Dr. Rude: It’s almost always, “Is this how it has to be forever?” By that point, they’ve been dealing with symptoms for years and have started to believe this is just their reality.
Elswick: That’s something we hear all the time — people adjusting their lives around symptoms instead of realizing there may be options.
Elswick: It often takes years for them to get to you — five, seven, even 10 years. What finally pushes them to seek care?
Dr. Rude: It’s when it starts interfering with life. When they can’t go to the movies with friends, travel comfortably, or even enjoy simple moments with family. That’s when it shifts from manageable to something they want to change.

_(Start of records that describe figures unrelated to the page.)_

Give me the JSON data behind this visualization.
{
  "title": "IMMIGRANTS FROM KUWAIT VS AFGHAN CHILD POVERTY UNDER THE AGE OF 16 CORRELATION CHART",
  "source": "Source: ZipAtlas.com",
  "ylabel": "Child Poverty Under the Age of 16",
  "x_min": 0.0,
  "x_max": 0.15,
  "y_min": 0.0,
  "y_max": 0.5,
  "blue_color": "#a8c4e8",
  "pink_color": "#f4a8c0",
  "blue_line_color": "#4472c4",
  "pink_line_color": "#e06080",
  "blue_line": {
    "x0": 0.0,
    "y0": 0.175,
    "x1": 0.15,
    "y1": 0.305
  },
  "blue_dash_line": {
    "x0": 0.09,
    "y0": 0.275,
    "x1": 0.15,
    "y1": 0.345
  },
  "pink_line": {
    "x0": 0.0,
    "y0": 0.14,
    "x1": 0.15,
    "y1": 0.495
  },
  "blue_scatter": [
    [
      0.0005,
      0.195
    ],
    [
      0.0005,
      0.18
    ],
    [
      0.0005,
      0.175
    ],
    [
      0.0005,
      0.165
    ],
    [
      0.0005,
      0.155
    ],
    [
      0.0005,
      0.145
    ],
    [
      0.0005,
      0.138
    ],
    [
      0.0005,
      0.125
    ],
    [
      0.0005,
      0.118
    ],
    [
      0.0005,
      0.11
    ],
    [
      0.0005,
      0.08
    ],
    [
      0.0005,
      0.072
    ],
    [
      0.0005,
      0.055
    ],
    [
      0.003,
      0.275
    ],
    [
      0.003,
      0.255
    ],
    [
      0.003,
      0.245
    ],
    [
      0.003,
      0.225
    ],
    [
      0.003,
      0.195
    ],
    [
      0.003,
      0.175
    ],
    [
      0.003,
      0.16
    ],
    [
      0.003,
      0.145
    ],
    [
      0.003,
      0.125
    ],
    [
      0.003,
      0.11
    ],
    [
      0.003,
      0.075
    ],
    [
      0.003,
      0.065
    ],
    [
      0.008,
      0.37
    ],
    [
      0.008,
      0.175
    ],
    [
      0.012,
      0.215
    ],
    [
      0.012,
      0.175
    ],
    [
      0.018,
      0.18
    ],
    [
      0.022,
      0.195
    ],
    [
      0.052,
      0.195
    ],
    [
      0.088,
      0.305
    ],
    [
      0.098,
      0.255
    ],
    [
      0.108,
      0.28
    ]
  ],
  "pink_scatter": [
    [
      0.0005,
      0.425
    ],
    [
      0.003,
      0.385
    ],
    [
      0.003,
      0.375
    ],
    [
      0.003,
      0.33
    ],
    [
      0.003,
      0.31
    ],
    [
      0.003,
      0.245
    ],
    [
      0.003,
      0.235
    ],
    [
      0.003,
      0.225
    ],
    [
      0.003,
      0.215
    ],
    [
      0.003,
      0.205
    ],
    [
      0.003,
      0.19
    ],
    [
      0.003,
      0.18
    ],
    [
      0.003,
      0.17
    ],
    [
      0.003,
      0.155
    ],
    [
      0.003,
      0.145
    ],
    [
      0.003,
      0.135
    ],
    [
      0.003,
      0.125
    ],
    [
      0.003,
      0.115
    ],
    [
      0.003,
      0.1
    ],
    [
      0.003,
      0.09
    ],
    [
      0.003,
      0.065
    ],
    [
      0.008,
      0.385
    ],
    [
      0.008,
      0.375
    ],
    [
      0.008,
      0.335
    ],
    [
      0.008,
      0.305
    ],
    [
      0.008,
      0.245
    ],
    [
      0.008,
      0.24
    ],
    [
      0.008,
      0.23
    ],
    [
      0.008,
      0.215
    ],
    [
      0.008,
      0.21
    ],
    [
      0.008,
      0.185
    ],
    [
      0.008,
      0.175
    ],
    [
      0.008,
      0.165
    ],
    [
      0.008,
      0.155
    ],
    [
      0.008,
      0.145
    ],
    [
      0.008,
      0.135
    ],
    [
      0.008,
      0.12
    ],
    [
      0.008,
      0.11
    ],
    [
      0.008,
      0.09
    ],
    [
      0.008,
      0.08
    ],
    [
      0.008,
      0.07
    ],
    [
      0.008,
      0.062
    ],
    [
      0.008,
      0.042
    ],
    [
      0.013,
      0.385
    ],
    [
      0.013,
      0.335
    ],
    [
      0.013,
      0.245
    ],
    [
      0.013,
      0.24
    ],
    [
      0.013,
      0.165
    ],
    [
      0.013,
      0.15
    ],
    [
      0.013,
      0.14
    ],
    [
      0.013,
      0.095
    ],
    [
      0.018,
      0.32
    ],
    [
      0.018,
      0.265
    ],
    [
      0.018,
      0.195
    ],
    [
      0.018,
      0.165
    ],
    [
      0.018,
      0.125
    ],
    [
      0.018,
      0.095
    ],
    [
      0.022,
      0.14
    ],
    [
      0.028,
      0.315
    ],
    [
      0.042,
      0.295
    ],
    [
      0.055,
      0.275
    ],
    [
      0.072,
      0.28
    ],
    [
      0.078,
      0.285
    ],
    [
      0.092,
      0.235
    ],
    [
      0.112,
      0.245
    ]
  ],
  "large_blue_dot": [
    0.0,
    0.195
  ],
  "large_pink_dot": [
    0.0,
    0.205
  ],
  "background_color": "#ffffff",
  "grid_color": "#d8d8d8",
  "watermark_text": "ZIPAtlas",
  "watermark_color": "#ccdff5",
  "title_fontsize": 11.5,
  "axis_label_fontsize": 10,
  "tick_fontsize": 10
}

Elswick: Right, and you hear that in clinic settings, too. Patients will say, “I’ve had this for years,” and you wonder why they waited so long. A lot of times they were told it was “normal” or just part of getting older.
Elswick: What are some of those symptoms people tend to normalize?
Dr. Rude: Frequent urination and leakage are big ones. People think, “That’s just how it is.” But it’s not normal, it’s just common.
Elswick: Exactly, common doesn’t mean you have to live with it. That’s such an important distinction.
Elswick: Can you talk about the impact these symptoms have beyond the physical?
Dr. Rude: It’s quiet, but it’s profound. When people don’t feel comfortable leaving their homes or being themselves, it affects their mental health and social lives. There’s also a cycle where stress can worsen symptoms, and symptoms increase stress.
Elswick: And that’s something we don’t talk about enough, the emotional toll, and how isolating it can feel.